August, 2013
Lincoln -- On August 9th, in perfect weather, a dozen of us assembled in Wyuka Cemetery to recall an event a hundred years earlier to the day, the International Phytogeographic Excursion's visit to Lincoln. Leading scientists of the time traveled from several different countries to observe Nebraska prairies and to learn from their Nebraska botany and ecology colleagues.* Several of the planners and participants of the 1913 event are buried at the cemetery (Charles Bessey, Samuel Avery, Frederic Clements, Frank Shoemaker, Jack Miller and William Hardy). The south fence of the cemetery is the same fence that surrounded the University of Nebraska until the early 1920s.
A walk through the cemetery took us by the grave markers of many other notable Nebraskans (the Pound sisters, the Eager brothers, Marjorie Barstow, Leta and Harry Hollingworth, Edgar Burnett, Erwin Barbour, Carl Hartley, Lawrence Bruner). In our party was a student of the Philippine American War who was particularly interested in Frank Eager and his important role in it; another in our group was a writer who has recounted Erwin Barbour's paleontological work around the state.
Several in our party quickly noticed an inverse relationship in some cases between size of gravestone and greatness. It was first remarked at the almost unnoticable marker of Louise Pound; the notion was reinforced at the modest stone of Erwin Barbour and highlighted even more at the plot of Frederic Clements, who had no marker whatsoever until recently. Robert Wolcott and Frank Shoemaker remain unmarked (although a conservation area north of Lincoln is named for Shoemaker).
The relationship is due at least in some instances to extraordinary commitment. University scholars and leaders in the early days gave their all, including their own financial resources, to their discipline and their institution. When Charles Bessey died, the state legislature created a fund for his widow; a Bessey successor put up his own resources to match an outside university grant. The academic and administrative life back then was often one of financial sacrifice. But such epitomizes greatness.
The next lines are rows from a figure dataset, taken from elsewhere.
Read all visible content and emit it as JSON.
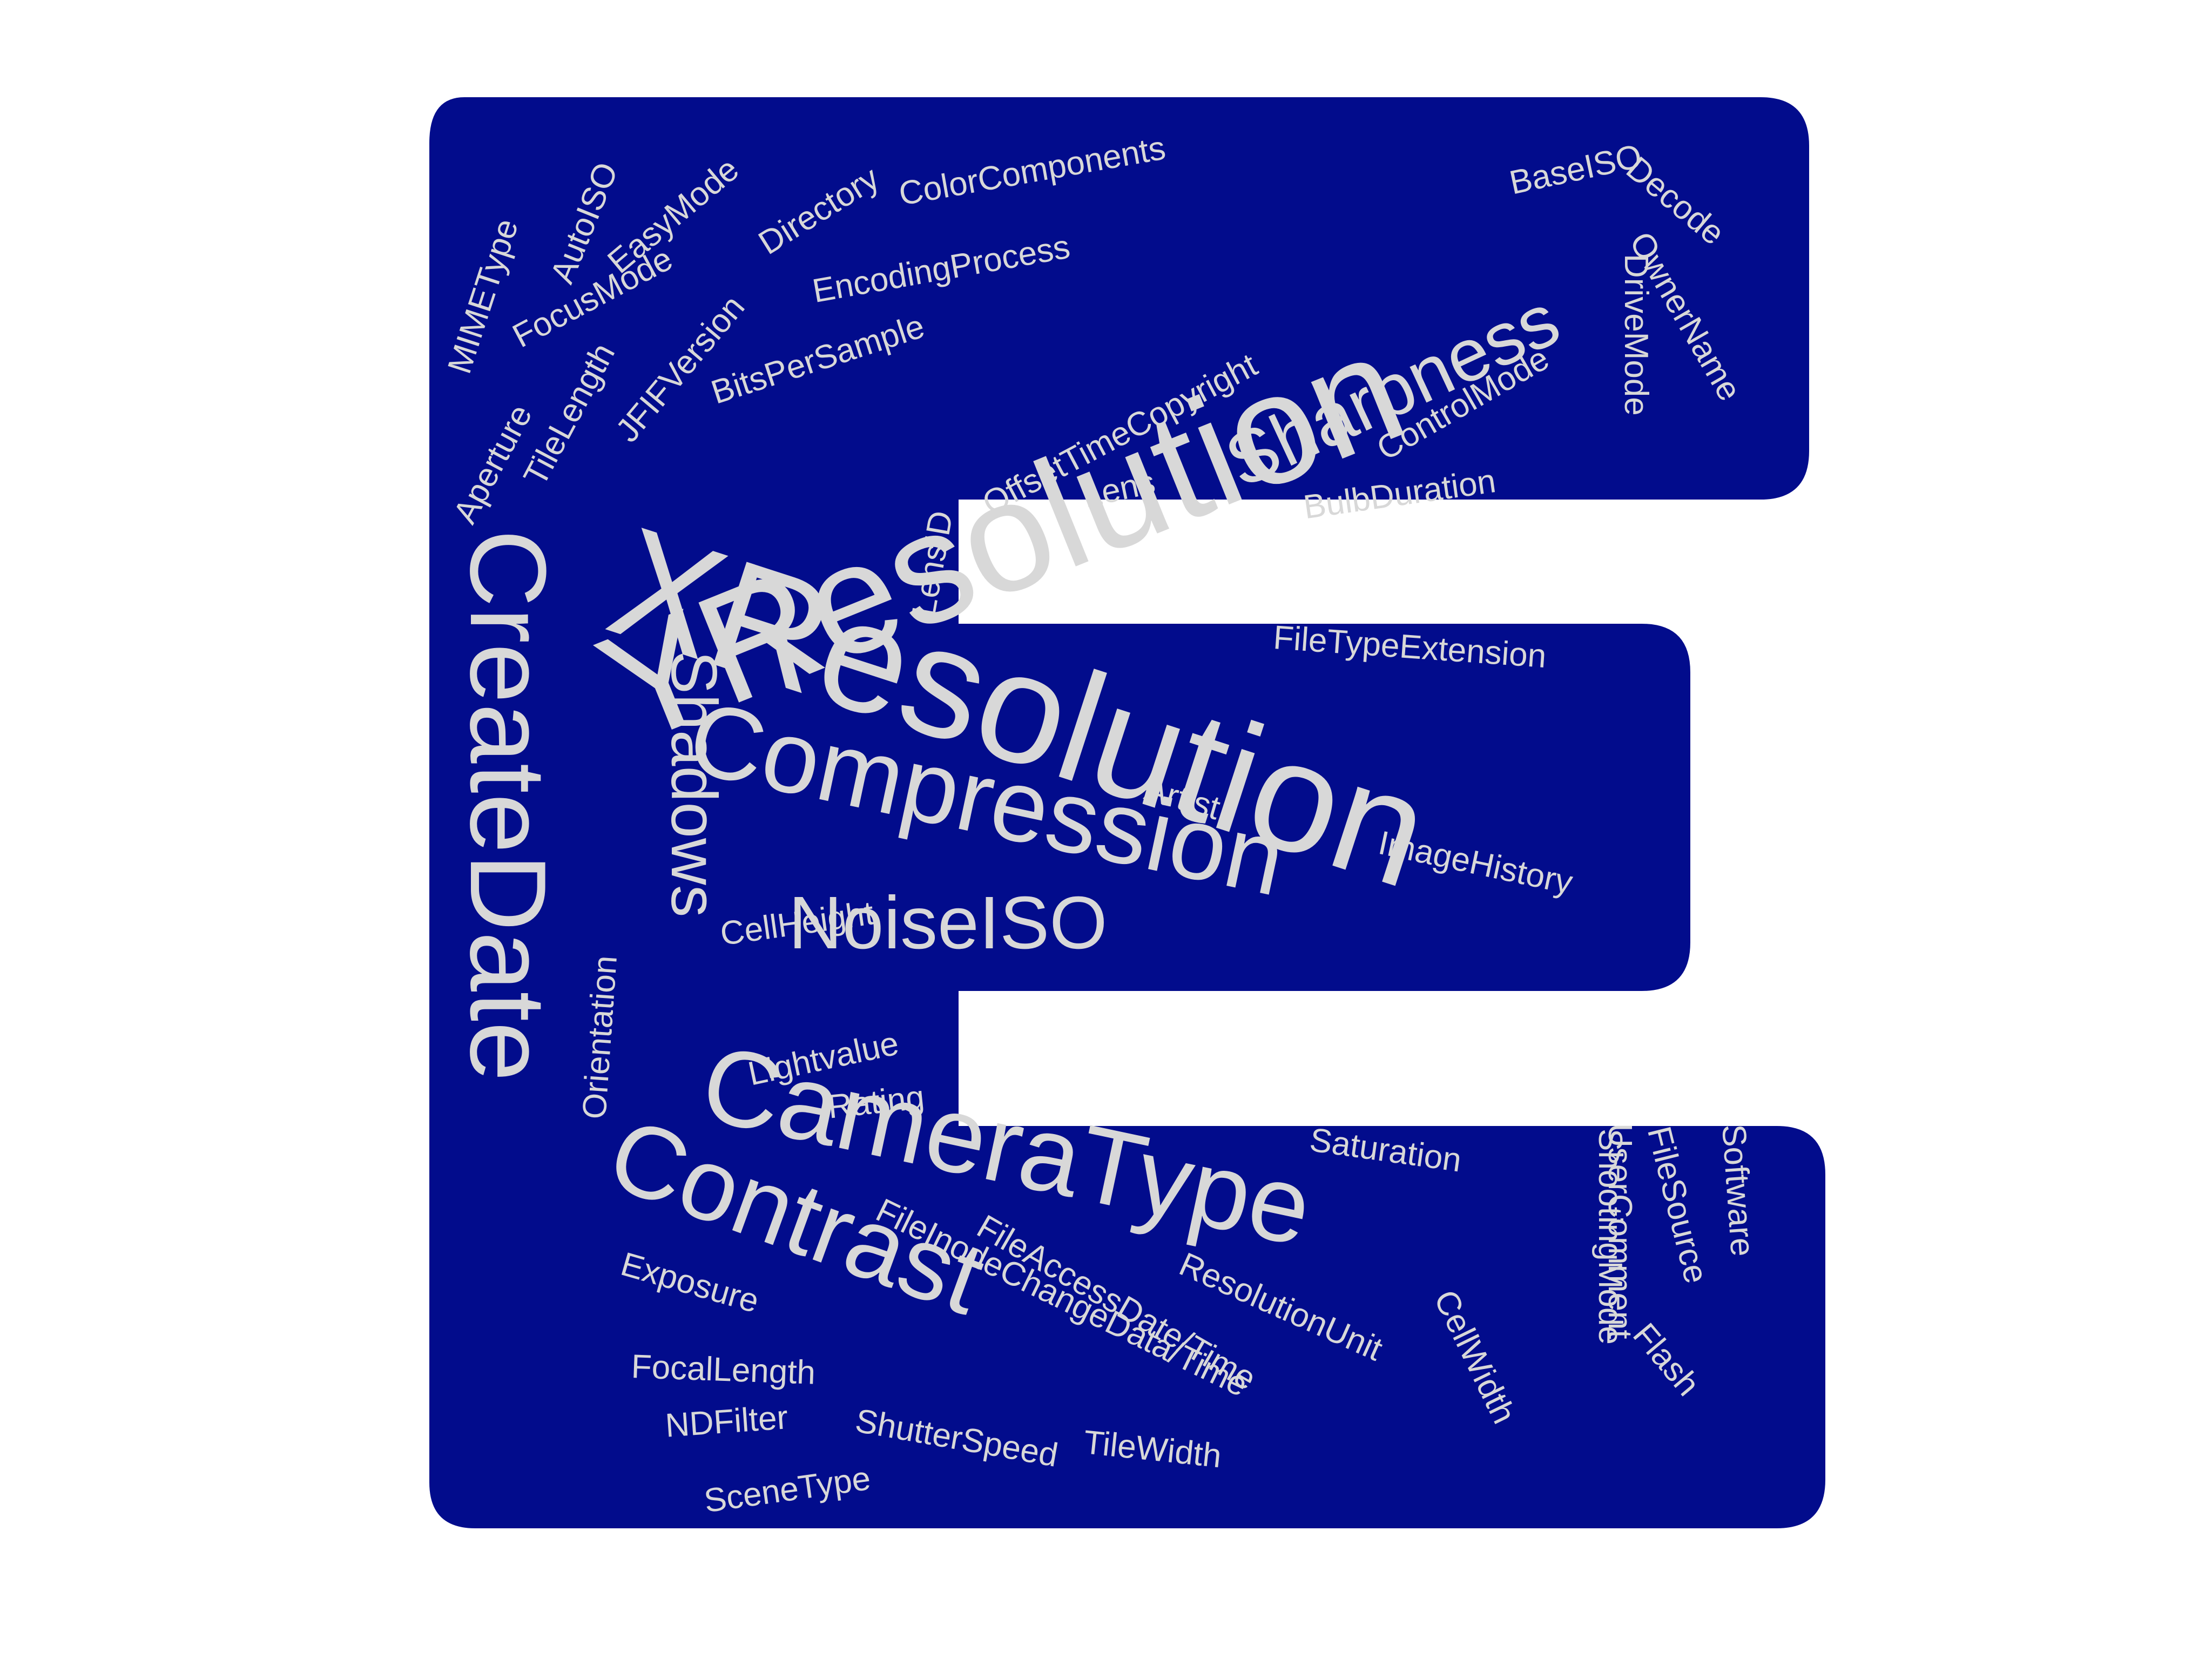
{
  "colors": {
    "background": "#ffffff",
    "shape_fill": "#020c8c",
    "word_color": "#d8d8d8"
  },
  "words": [
    {
      "text": "YResolution"
    },
    {
      "text": "XResolution"
    },
    {
      "text": "CreateDate"
    },
    {
      "text": "CameraType"
    },
    {
      "text": "Compression"
    },
    {
      "text": "Contrast"
    },
    {
      "text": "Sharpness"
    },
    {
      "text": "NoiseISO"
    },
    {
      "text": "Shadows"
    },
    {
      "text": "MIMEType"
    },
    {
      "text": "AutoISO"
    },
    {
      "text": "EasyMode"
    },
    {
      "text": "Directory"
    },
    {
      "text": "ColorComponents"
    },
    {
      "text": "BaseISO"
    },
    {
      "text": "Decode"
    },
    {
      "text": "OwnerName"
    },
    {
      "text": "FocusMode"
    },
    {
      "text": "EncodingProcess"
    },
    {
      "text": "JFIFVersion"
    },
    {
      "text": "TileLength"
    },
    {
      "text": "Aperture"
    },
    {
      "text": "BitsPerSample"
    },
    {
      "text": "OffsetTimeCopyright"
    },
    {
      "text": "ControlMode"
    },
    {
      "text": "DriveMode"
    },
    {
      "text": "BulbDuration"
    },
    {
      "text": "Lens"
    },
    {
      "text": "LensID"
    },
    {
      "text": "FileTypeExtension"
    },
    {
      "text": "Artist"
    },
    {
      "text": "ImageHistory"
    },
    {
      "text": "CellHeight"
    },
    {
      "text": "Orientation"
    },
    {
      "text": "Lightvalue"
    },
    {
      "text": "Rating"
    },
    {
      "text": "Saturation"
    },
    {
      "text": "ShootingMode"
    },
    {
      "text": "UserComment"
    },
    {
      "text": "FileSource"
    },
    {
      "text": "Software"
    },
    {
      "text": "Flash"
    },
    {
      "text": "FileAccessDate/Time"
    },
    {
      "text": "FileInodeChangeData/Time"
    },
    {
      "text": "ResolutionUnit"
    },
    {
      "text": "CellWidth"
    },
    {
      "text": "Exposure"
    },
    {
      "text": "FocalLength"
    },
    {
      "text": "NDFilter"
    },
    {
      "text": "ShutterSpeed"
    },
    {
      "text": "TileWidth"
    },
    {
      "text": "SceneType"
    }
  ]
}
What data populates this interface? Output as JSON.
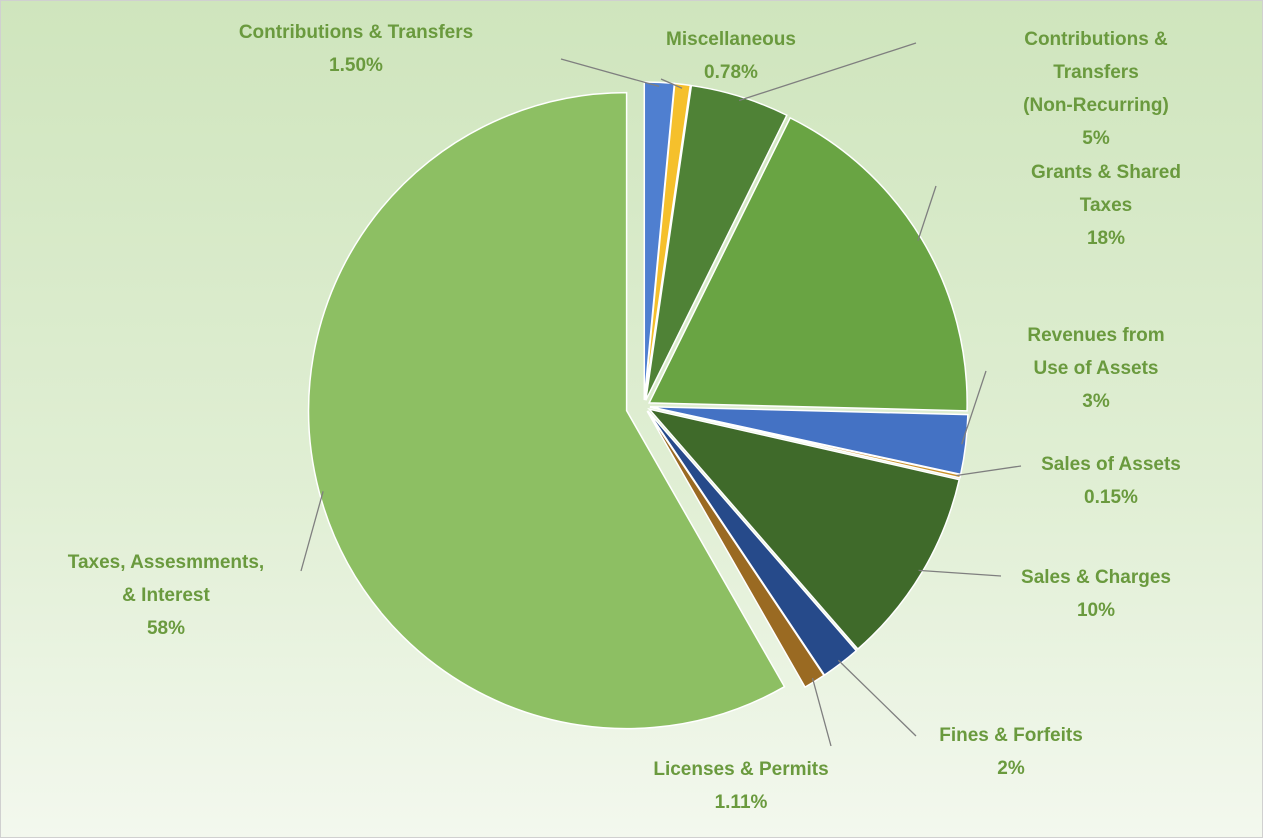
{
  "chart_data": {
    "type": "pie",
    "categories": [
      "Contributions & Transfers",
      "Miscellaneous",
      "Contributions & Transfers\n(Non-Recurring)",
      "Grants & Shared Taxes",
      "Revenues from\nUse of Assets",
      "Sales of Assets",
      "Sales & Charges",
      "Fines & Forfeits",
      "Licenses & Permits",
      "Taxes, Assesmments,\n& Interest"
    ],
    "values": [
      1.5,
      0.78,
      5,
      18,
      3,
      0.15,
      10,
      2,
      1.11,
      58
    ],
    "value_labels": [
      "1.50%",
      "0.78%",
      "5%",
      "18%",
      "3%",
      "0.15%",
      "10%",
      "2%",
      "1.11%",
      "58%"
    ],
    "colors": [
      "#4f7fd0",
      "#f5c02c",
      "#4f8236",
      "#69a443",
      "#4472c4",
      "#c9922a",
      "#3f6a2a",
      "#264a8a",
      "#9a6a22",
      "#8dbf63"
    ]
  }
}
Accounts of the 1913 excursion suggest that the visiting international scientists did not spend as much time exploring prairies around Lincoln as they wanted. Commercial interests in Lincoln apparently saw the 1913 visitors as potential international boosters and took up much of their time with promotions and speeches. Some of the visitors escaped to look at prairies north and west of the city, however briefly, before their train departed the old Burlington station in the early evening of August 9, 1913.
Our small party, however, lunched not in the city with business boosters but on a prairie a few miles northwest owned in 1913 by the Eager** family, near the site of Nine Mile Prairie, a tallgrass prairie now on the National Register of Historic Places. Research on these prairies and on others nearby led to the establishment of what is known as the Grasslands or Nebraska school of ecology. This approach to ecology reached its apogee in 1929 with the publication of Frederic Clements' and John Weaver's Plant Ecology, a text that would be used throughout the world for generations.
* The University of Nebraska had established itself as one of the leading universities in the nation (admitted to the Association of American Universities in 1909) based largely on the reputation of its natural sciences faculty.
** In the 1970s, George Eager, son of Frank Eager, raised bison on the original Eager homestead north of Lincoln near Davey.